There are no enemies, nor any puzzles more complex than "bring object A to point B". It is perhaps one of the definite examples of the phrase "walking simulator" as nearly the entire gameplay consists of slow, cautious walking. It is, however, beautiful, inspirational, and just short enough not to wear out its welcome.


This game provides examples of:

  • Anti-Frustration Features: Rae can't see and therefore can't be sure of anything she isn't close enough to touch... but she does seem to be blessed with excellent memory and the ability to perfectly estimate distances, since anything she has explored remains visible for the player.
  • Arcadia: The game is set in a beautiful pastoral landscape with old stone walls, arches, fields and farm animals.
  • Art Game
  • Beautiful Void: There are very few other humans around, and all but one of them ignore Rae's presence. (The one who doesn't, a girl named Lily of about Rae's age, eventually befriends Rae in the end.) The world just looks... almost abandoned. There are, however, animals and birds aplenty, some of them used as obstacles. Also a more literal example in that unexplored areas appear as empty white space.
  • Bittersweet Ending: Nani is gone, but Rae finds a new, human friend.
  • Creepy Crows: Rae certainly thinks so.
  • Determinator: Being blind, Rae is challenged even by mundane obstacles that would pose no problem to a non-handicapped person, such as road traffic and dogs. Still, she pushes through in her quest to be reunited with Nani.
  • Deus ex Machina: Very minor (and justified) example when a scary dog blocking Rae's path is called away by its owner.
  • Empathic Environment: Justified, as the visuals are woven by Rae's imagination. The most obvious example of this trope is the colors getting muted and darker when Rae is afraid.
  • Environmental Narrative Game
  • Excuse Plot: Your cat is gone, go find it! And then there's the twist in the end...

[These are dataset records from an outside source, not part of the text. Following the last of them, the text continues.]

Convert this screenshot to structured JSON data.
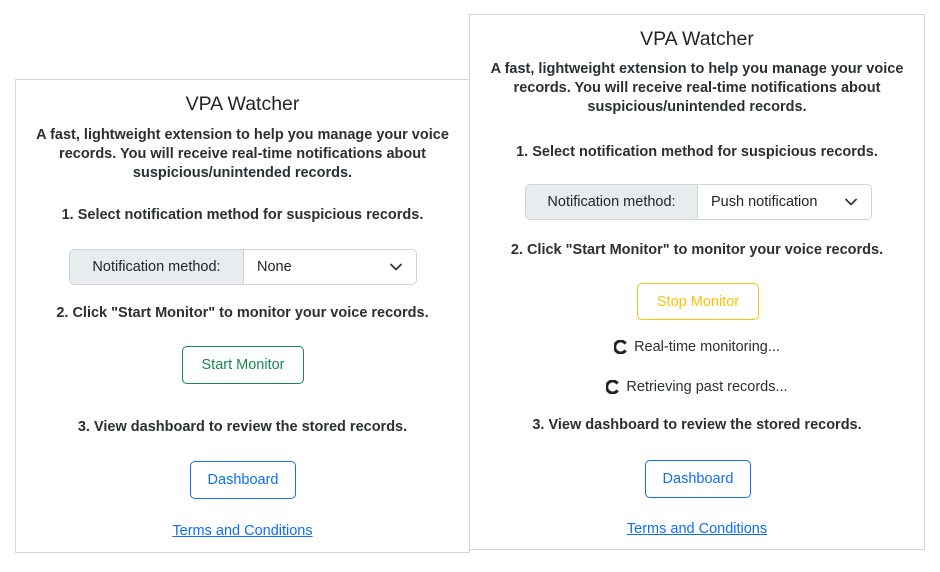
{
  "left_panel": {
    "title": "VPA Watcher",
    "description": "A fast, lightweight extension to help you manage your voice records. You will receive real-time notifications about suspicious/unintended records.",
    "step1": "1. Select notification method for suspicious records.",
    "method_label": "Notification method:",
    "method_value": "None",
    "step2": "2. Click \"Start Monitor\" to monitor your voice records.",
    "monitor_button": "Start Monitor",
    "step3": "3. View dashboard to review the stored records.",
    "dashboard_button": "Dashboard",
    "terms_link": "Terms and Conditions"
  },
  "right_panel": {
    "title": "VPA Watcher",
    "description": "A fast, lightweight extension to help you manage your voice records. You will receive real-time notifications about suspicious/unintended records.",
    "step1": "1. Select notification method for suspicious records.",
    "method_label": "Notification method:",
    "method_value": "Push notification",
    "step2": "2. Click \"Start Monitor\" to monitor your voice records.",
    "monitor_button": "Stop Monitor",
    "status_realtime": "Real-time monitoring...",
    "status_past": "Retrieving past records...",
    "step3": "3. View dashboard to review the stored records.",
    "dashboard_button": "Dashboard",
    "terms_link": "Terms and Conditions"
  },
  "icons": {
    "select_arrow": "chevron-down-icon",
    "loading": "spinner-icon"
  },
  "colors": {
    "success": "#198754",
    "warning": "#ffc107",
    "primary": "#0d6efd",
    "label_bg": "#e9ecef"
  }
}
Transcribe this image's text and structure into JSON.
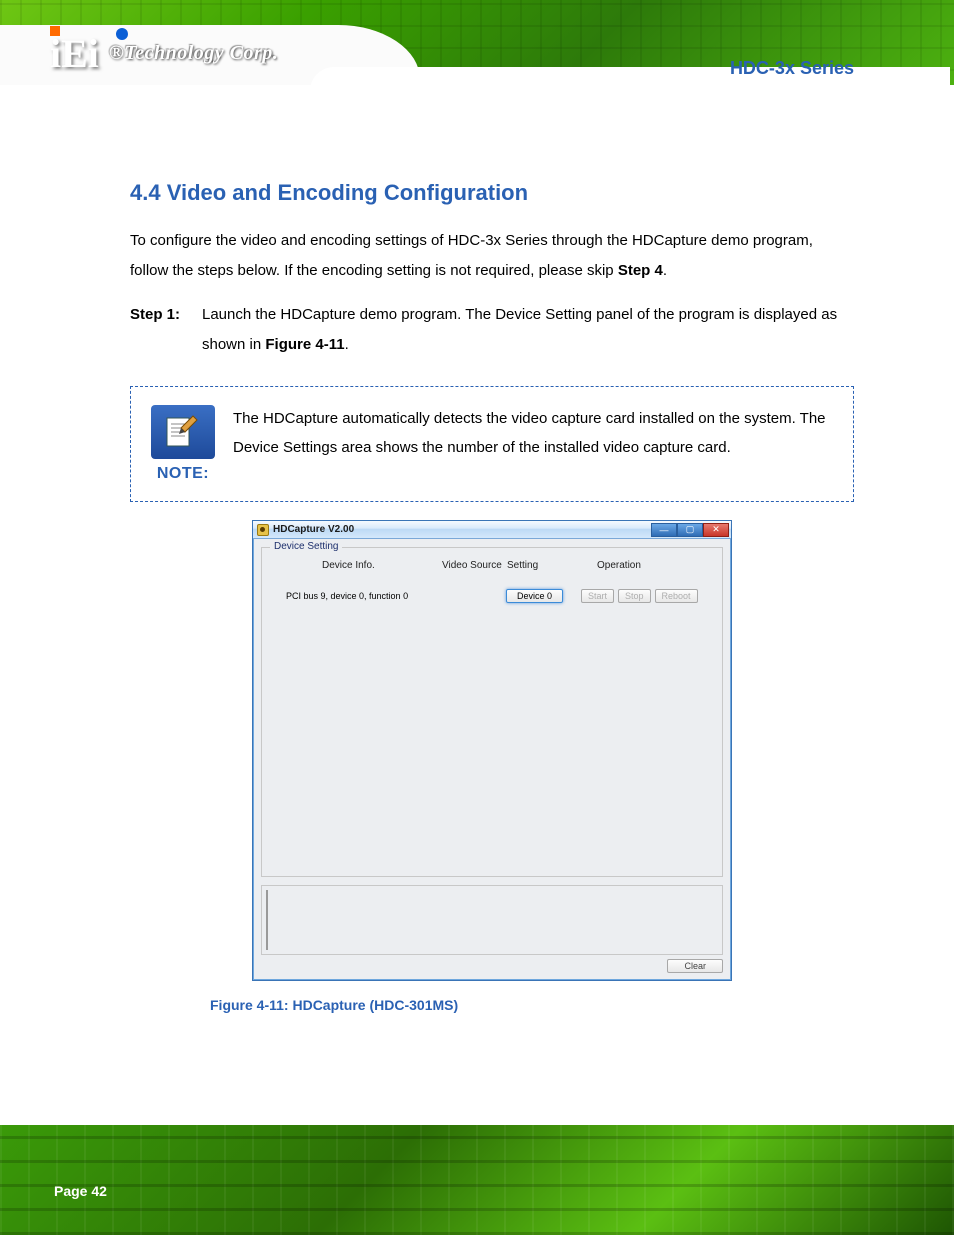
{
  "header": {
    "logo_text": "iEi",
    "tagline": "®Technology Corp.",
    "doc_title": "HDC-3x Series"
  },
  "section": {
    "heading": "4.4 Video and Encoding Configuration",
    "intro": "To configure the video and encoding settings of HDC-3x Series through the HDCapture demo program, follow the steps below. If the encoding setting is not required, please skip",
    "intro_bold": "Step 4",
    "intro_tail": ".",
    "step1_label": "Step 1:",
    "step1_text_a": "Launch the HDCapture demo program. The Device Setting panel of the program is displayed as shown in ",
    "step1_fig_ref": "Figure 4-11",
    "step1_text_b": ".",
    "note_label": "NOTE:",
    "note_text": "The HDCapture automatically detects the video capture card installed on the system. The Device Settings area shows the number of the installed video capture card."
  },
  "figure": {
    "window_title": "HDCapture V2.00",
    "group_title": "Device Setting",
    "headers": {
      "device_info": "Device Info.",
      "video_source": "Video Source",
      "setting": "Setting",
      "operation": "Operation"
    },
    "row": {
      "info": "PCI bus 9, device 0, function 0",
      "device_btn": "Device 0",
      "start_btn": "Start",
      "stop_btn": "Stop",
      "reboot_btn": "Reboot"
    },
    "clear_btn": "Clear",
    "caption": "Figure 4-11: HDCapture (HDC-301MS)"
  },
  "footer": {
    "page": "Page 42"
  },
  "win_controls": {
    "min": "—",
    "max": "▢",
    "close": "✕"
  }
}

  • Fog of War: The unexplored white void. It temporarily gets worse in Chapter 5, where rain obscures everything except objects in the closest vicinity, even erasing previously visited areas.
  • Free-Range Children
  • Gray Rain of Depression: It's not actually that gray, but it does subdue the otherwise vibrant colors, and is indeed quite depressing.
  • Insurmountable Waist-Height Fence: Alongside walls and believably tall fences, these act as zone boundaries. You cannot jump and can only climb over a few scripted obstacles, so that is a given. Impassable bushes, uncrossable streams, unclimbable benches, and sometimes gaps just too narrow to walk through...

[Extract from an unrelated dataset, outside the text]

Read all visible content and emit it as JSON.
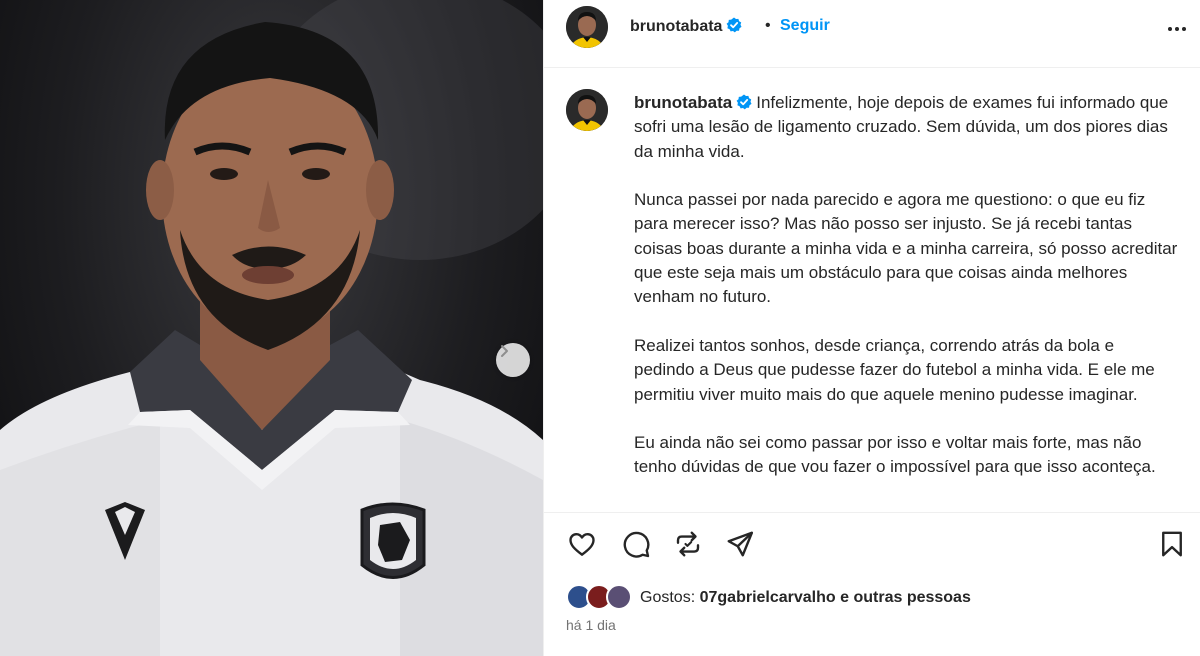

  • Mordor: The road is initially represented in a way that calls this trope to mind. Of course, once Rae finds the zebra crossing she proceeds to Walk into Mordor
  • Minimalism
  • "Ray of Hope" Ending: In the end, Rae finds Nani dead, seemingly making her entire journey have been for nothing. However, later Lily, a girl she met along the way, comes to visit her.
  • Scenery Porn: As expected for the genre.
  • Video Game Caring Potential: You can be a Friend to All Living Things if you choose to, feeding a cow, ducks, and befriending an angry dog.